You can go into several of the large defensive towers, and even into two different dungeons. One is slightly more upper class with a small barred window for those higher status prisoners, and the other is essentially a pit at the bottom. The servants dining room is also open for viewing with its smoke blackened walls due to the huge fire in a small room- that must have been really pleasant to sit en-masse with all of the other servants and eat in!





Being a castle on a hill, the views really are splendid. This is looking out of the front of the castle and over the approach. You can see for miles!






There are flowers all around the outside of the castle, with gardens separated by well cut hedges, especially domed hedges made to look like traditional Welsh ladies hats apparently as ordered by one particular lord of the castle who had a bit of a penchant for them (not sure if it was the ladies or the hats he favoured but his wife wasn't very pleased).

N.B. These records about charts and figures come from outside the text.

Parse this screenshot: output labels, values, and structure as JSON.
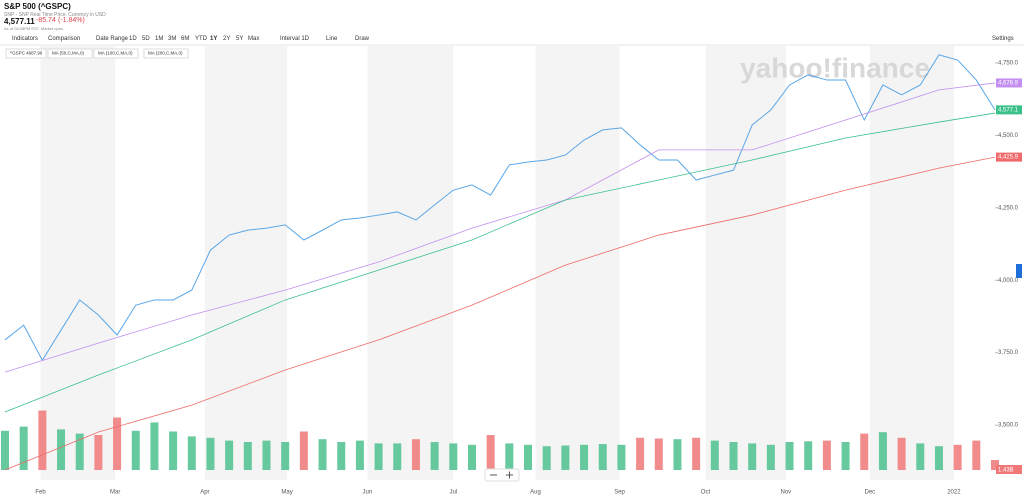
{
  "header": {
    "title": "S&P 500 (^GSPC)",
    "subtitle": "SNP - SNP Real Time Price. Currency in USD",
    "price": "4,577.11",
    "change": "-85.74",
    "change_pct": "(-1.84%)",
    "time": "As of 04:28PM EST. Market open."
  },
  "toolbar": {
    "items": [
      "Indicators",
      "Comparison",
      "Date Range",
      "1D",
      "5D",
      "1M",
      "3M",
      "6M",
      "YTD",
      "1Y",
      "2Y",
      "5Y",
      "Max",
      "Interval 1D",
      "Line",
      "Draw"
    ],
    "settings": "Settings"
  },
  "legend": [
    "^GSPC 4687.96",
    "MA (50,C,MA,0)",
    "MA (100,C,MA,0)",
    "MA (200,C,MA,0)"
  ],
  "watermark": "yahoo!finance",
  "chart_data": {
    "type": "line",
    "xlim": [
      0,
      53
    ],
    "xticks": [
      {
        "value": 1.9,
        "label": "Feb"
      },
      {
        "value": 5.9,
        "label": "Mar"
      },
      {
        "value": 10.7,
        "label": "Apr"
      },
      {
        "value": 15.1,
        "label": "May"
      },
      {
        "value": 19.4,
        "label": "Jun"
      },
      {
        "value": 24,
        "label": "Jul"
      },
      {
        "value": 28.4,
        "label": "Aug"
      },
      {
        "value": 32.9,
        "label": "Sep"
      },
      {
        "value": 37.5,
        "label": "Oct"
      },
      {
        "value": 41.8,
        "label": "Nov"
      },
      {
        "value": 46.3,
        "label": "Dec"
      },
      {
        "value": 50.8,
        "label": "2022"
      }
    ],
    "ylim": [
      3345,
      4812
    ],
    "yticks": [
      {
        "value": 3500,
        "label": "3,500.0"
      },
      {
        "value": 3750,
        "label": "3,750.0"
      },
      {
        "value": 4000,
        "label": "4,000.0"
      },
      {
        "value": 4250,
        "label": "4,250.0"
      },
      {
        "value": 4500,
        "label": "4,500.0"
      },
      {
        "value": 4750,
        "label": "4,750.0"
      }
    ],
    "series": [
      {
        "name": "^GSPC",
        "color": "#5aa6e6",
        "x": [
          0,
          1,
          2,
          3,
          4,
          5,
          6,
          7,
          8,
          9,
          10,
          11,
          12,
          13,
          14,
          15,
          16,
          17,
          18,
          19,
          20,
          21,
          22,
          23,
          24,
          25,
          26,
          27,
          28,
          29,
          30,
          31,
          32,
          33,
          34,
          35,
          36,
          37,
          38,
          39,
          40,
          41,
          42,
          43,
          44,
          45,
          46,
          47,
          48,
          49,
          50,
          51,
          52,
          53
        ],
        "values": [
          3794,
          3845,
          3724,
          3828,
          3932,
          3880,
          3811,
          3914,
          3932,
          3932,
          3966,
          4104,
          4156,
          4173,
          4180,
          4191,
          4139,
          4173,
          4208,
          4215,
          4225,
          4236,
          4208,
          4260,
          4311,
          4329,
          4294,
          4398,
          4408,
          4415,
          4432,
          4484,
          4519,
          4526,
          4467,
          4415,
          4415,
          4346,
          4363,
          4380,
          4536,
          4588,
          4674,
          4709,
          4691,
          4691,
          4553,
          4674,
          4640,
          4674,
          4778,
          4760,
          4691,
          4588
        ]
      },
      {
        "name": "MA (50,C,MA,0)",
        "color": "#c38ef0",
        "x": [
          0,
          5,
          10,
          15,
          20,
          25,
          30,
          35,
          40,
          45,
          50,
          53
        ],
        "values": [
          3683,
          3783,
          3880,
          3966,
          4063,
          4180,
          4277,
          4450,
          4450,
          4553,
          4657,
          4681
        ]
      },
      {
        "name": "MA (100,C,MA,0)",
        "color": "#3cc08a",
        "x": [
          0,
          5,
          10,
          15,
          20,
          25,
          30,
          35,
          40,
          45,
          50,
          53
        ],
        "values": [
          3545,
          3673,
          3794,
          3932,
          4035,
          4139,
          4277,
          4346,
          4415,
          4491,
          4546,
          4577
        ]
      },
      {
        "name": "MA (200,C,MA,0)",
        "color": "#ef6a6a",
        "x": [
          0,
          5,
          10,
          15,
          20,
          25,
          30,
          35,
          40,
          45,
          50,
          53
        ],
        "values": [
          3345,
          3476,
          3569,
          3690,
          3794,
          3914,
          4052,
          4156,
          4225,
          4311,
          4387,
          4425
        ]
      }
    ],
    "end_labels": [
      "4,678.9",
      "4,577.1",
      "4,425.9"
    ],
    "volume": {
      "ylim": [
        0,
        10
      ],
      "up_color": "#4cc08d",
      "down_color": "#f07878",
      "last_label": "1.43B",
      "values": [
        5.6,
        6.2,
        8.5,
        5.8,
        5.2,
        5.0,
        7.5,
        5.6,
        6.8,
        5.5,
        4.8,
        4.6,
        4.2,
        4.0,
        4.2,
        4.0,
        5.5,
        4.4,
        4.0,
        4.2,
        3.8,
        3.8,
        4.4,
        4.0,
        3.8,
        3.6,
        5.0,
        3.8,
        3.6,
        3.4,
        3.5,
        3.6,
        3.7,
        3.6,
        4.6,
        4.5,
        4.4,
        4.6,
        4.2,
        4.0,
        3.8,
        3.6,
        4.0,
        4.1,
        4.2,
        4.0,
        5.2,
        5.4,
        4.6,
        3.8,
        3.4,
        3.6,
        4.2,
        1.43
      ]
    }
  }
}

If you walk down a wide, open lawn which appears to go on for miles and miles with yet another cracking view, you reach a ha ha so can go no further into the sheep field. It makes the garden appear to stretch off to the horizon which is really rather lovely and incredible. To one side of the lawn is a woodland area with trees in all different colours and sizes, and to the other side is a little thatched building with open walls that look out onto the lawn itself, providing shelter and shade from the elements. A perfect place to sit and have coffee if anyone will bring it out to you.











There is just so much S P A C E here!





When you arrive at the castle, you don't actually enter the castle straight away as the car park is down by the old stables and outbuildings so you have to walk up a hill (or take the shuttle) to reach the castle. The vegetable patch is alongside the stables and was full of pears, raspberries, pumpkins, onions, beans, apples, strawberries, herbs and flowers for cutting and display.
I love wandering around these gardens but I don't think I would be able to actually plant one myself and keep it going. I'd definitely need a team of gardeners to do it for me!